Currently, making videos based on what you want is hard. Existing methods either create noticeable flaws in the video while trying to follow instructions, or they only work well for the specific instructions they were trained on and can't easily adapt to new ones. It's difficult to have a single video generation system that can reliably do *anything* you ask it to do.
What's the solution?
The researchers developed a system called Video-As-Prompt (VAP). Instead of trying to directly control every pixel, VAP uses a reference video as an example – essentially showing the system *what* you want, rather than *telling* it. It uses a powerful existing video generation model (DiT) and adds a special component (MoT) that allows it to learn from the example video without forgetting what it already knows. They also created a large dataset, VAP-Data, with over 100,000 videos to help train and test this system.
Why it matters?
This work is important because it gets us closer to having a general-purpose video generator. VAP performs as well as, or better than, specialized systems, but it's much more flexible and can handle a wider range of instructions without needing to be retrained. This means we're one step closer to being able to easily create videos of anything we can imagine.
Abstract
Unified, generalizable semantic control in video generation remains a critical open challenge.
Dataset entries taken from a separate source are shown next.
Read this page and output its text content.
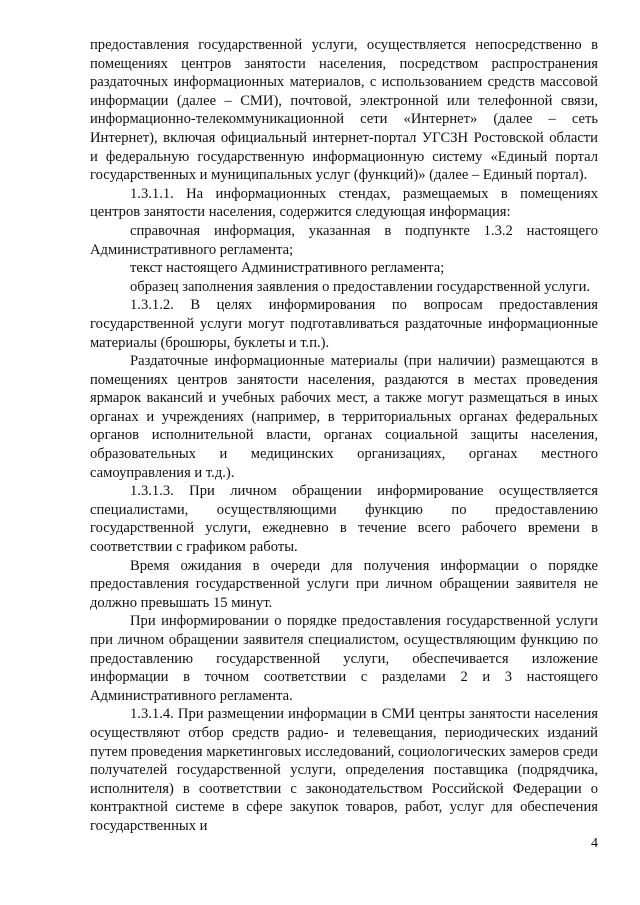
предоставления государственной услуги, осуществляется непосредственно в помещениях центров занятости населения, посредством распространения раздаточных информационных материалов, с использованием средств массовой информации (далее – СМИ), почтовой, электронной или телефонной связи, информационно-телекоммуникационной сети «Интернет» (далее – сеть Интернет), включая официальный интернет-портал УГСЗН Ростовской области и федеральную государственную информационную систему «Единый портал государственных и муниципальных услуг (функций)» (далее – Единый портал).

1.3.1.1. На информационных стендах, размещаемых в помещениях центров занятости населения, содержится следующая информация:

справочная информация, указанная в подпункте 1.3.2 настоящего Административного регламента;

текст настоящего Административного регламента;

образец заполнения заявления о предоставлении государственной услуги.

1.3.1.2. В целях информирования по вопросам предоставления государственной услуги могут подготавливаться раздаточные информационные материалы (брошюры, буклеты и т.п.).

Раздаточные информационные материалы (при наличии) размещаются в помещениях центров занятости населения, раздаются в местах проведения ярмарок вакансий и учебных рабочих мест, а также могут размещаться в иных органах и учреждениях (например, в территориальных органах федеральных органов исполнительной власти, органах социальной защиты населения, образовательных и медицинских организациях, органах местного самоуправления и т.д.).

1.3.1.3. При личном обращении информирование осуществляется специалистами, осуществляющими функцию по предоставлению государственной услуги, ежедневно в течение всего рабочего времени в соответствии с графиком работы.

Время ожидания в очереди для получения информации о порядке предоставления государственной услуги при личном обращении заявителя не должно превышать 15 минут.

При информировании о порядке предоставления государственной услуги при личном обращении заявителя специалистом, осуществляющим функцию по предоставлению государственной услуги, обеспечивается изложение информации в точном соответствии с разделами 2 и 3 настоящего Административного регламента.

1.3.1.4. При размещении информации в СМИ центры занятости населения осуществляют отбор средств радио- и телевещания, периодических изданий путем проведения маркетинговых исследований, социологических замеров среди получателей государственной услуги, определения поставщика (подрядчика, исполнителя) в соответствии с законодательством Российской Федерации о контрактной системе в сфере закупок товаров, работ, услуг для обеспечения государственных и

4
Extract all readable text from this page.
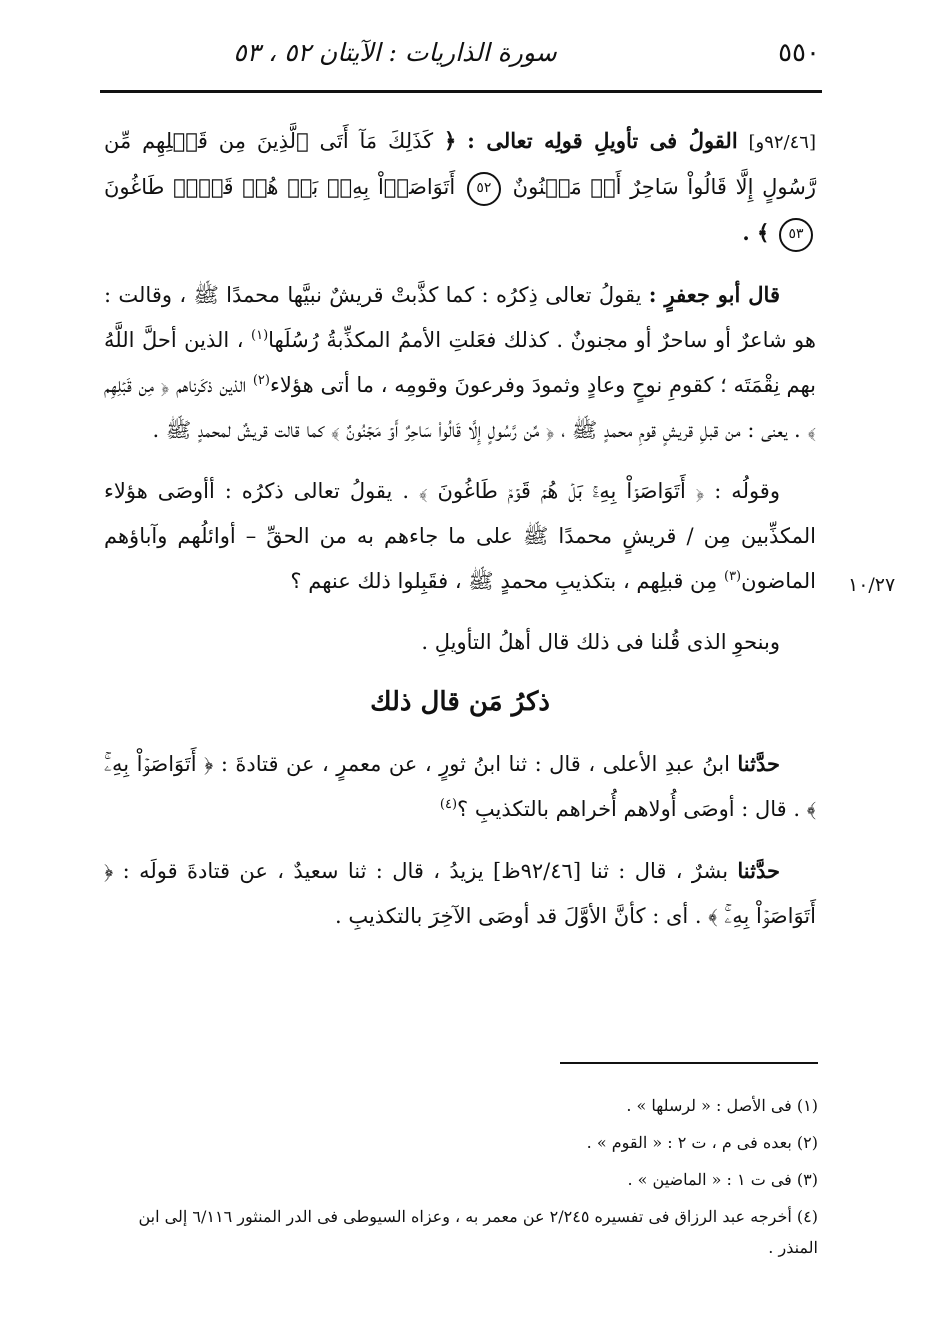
٥٥٠
سورة الذاريات : الآيتان ٥٢ ، ٥٣
١٠/٢٧

[٩٢/٤٦و] القولُ فى تأويلِ قولِه تعالى : ﴿ كَذَلِكَ مَآ أَتَى ٱلَّذِينَ مِن قَبۡلِهِم مِّن رَّسُولٍ إِلَّا قَالُواْ سَاحِرٌ أَوۡ مَجۡنُونٌ ٥٢ أَتَوَاصَوۡاْ بِهِۦۚ بَلۡ هُمۡ قَوۡمٞ طَاغُونَ ٥٣ ﴾ .

قال أبو جعفرٍ : يقولُ تعالى ذِكرُه : كما كذَّبتْ قريشٌ نبيَّها محمدًا ﷺ ، وقالت : هو شاعرٌ أو ساحرٌ أو مجنونٌ . كذلك فعَلتِ الأممُ المكذِّبةُ رُسُلَها$^{(١)}$ ، الذين أحلَّ اللَّهُ بهم نِقْمَتَه ؛ كقومِ نوحٍ وعادٍ وثمودَ وفرعونَ وقومِه ، ما أتى هؤلاء$^{(٢)}$ الذين ذكَرناهم ﴿ مِن قَبۡلِهِم ﴾ . يعنى : من قبلِ قريشٍ قومِ محمدٍ ﷺ ، ﴿ مِّن رَّسُولٍ إِلَّا قَالُواْ سَاحِرٌ أَوۡ مَجۡنُونٌ ﴾ كما قالت قريشٌ لمحمدٍ ﷺ .

وقولُه : ﴿ أَتَوَاصَوۡاْ بِهِۦۚ بَلۡ هُمۡ قَوۡمٞ طَاغُونَ ﴾ . يقولُ تعالى ذكرُه : أأوصَى هؤلاء المكذِّبين مِن / قريشٍ محمدًا ﷺ على ما جاءهم به من الحقِّ – أوائلُهم وآباؤهم الماضون$^{(٣)}$ مِن قبلِهم ، بتكذيبِ محمدٍ ﷺ ، فقَبِلوا ذلك عنهم ؟

وبنحوِ الذى قُلنا فى ذلك قال أهلُ التأويلِ .

ذكرُ مَن قال ذلك

حدَّثنا ابنُ عبدِ الأعلى ، قال : ثنا ابنُ ثورٍ ، عن معمرٍ ، عن قتادةَ : ﴿ أَتَوَاصَوۡاْ بِهِۦۚ ﴾ . قال : أوصَى أُولاهم أُخراهم بالتكذيبِ ؟$^{(٤)}$

حدَّثنا بشرٌ ، قال : ثنا [٩٢/٤٦ظ] يزيدُ ، قال : ثنا سعيدٌ ، عن قتادةَ قولَه : ﴿ أَتَوَاصَوۡاْ بِهِۦۚ ﴾ . أى : كأنَّ الأوَّلَ قد أوصَى الآخِرَ بالتكذيبِ .

(١) فى الأصل : « لرسلها » .

(٢) بعده فى م ، ت ٢ : « القوم » .

(٣) فى ت ١ : « الماضين » .

(٤) أخرجه عبد الرزاق فى تفسيره ٢/٢٤٥ عن معمر به ، وعزاه السيوطى فى الدر المنثور ٦/١١٦ إلى ابن المنذر .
Existing methods either introduce artifacts by enforcing inappropriate pixel-wise priors from structure-based controls, or rely on non-generalizable, condition-specific finetuning or task-specific architectures. We introduce Video-As-Prompt (VAP), a new paradigm that reframes this problem as in-context generation. VAP leverages a reference video as a direct semantic prompt, guiding a frozen Video Diffusion Transformer (DiT) via a plug-and-play Mixture-of-Transformers (MoT) expert. This architecture prevents catastrophic forgetting and is guided by a temporally biased position embedding that eliminates spurious mapping priors for robust context retrieval. To power this approach and catalyze future research, we built VAP-Data, the largest dataset for semantic-controlled video generation with over 100K paired videos across 100 semantic conditions. As a single unified model, VAP sets a new state-of-the-art for open-source methods, achieving a 38.7% user preference rate that rivals leading condition-specific commercial models. VAP's strong zero-shot generalization and support for various downstream applications mark a significant advance toward general-purpose, controllable video generation.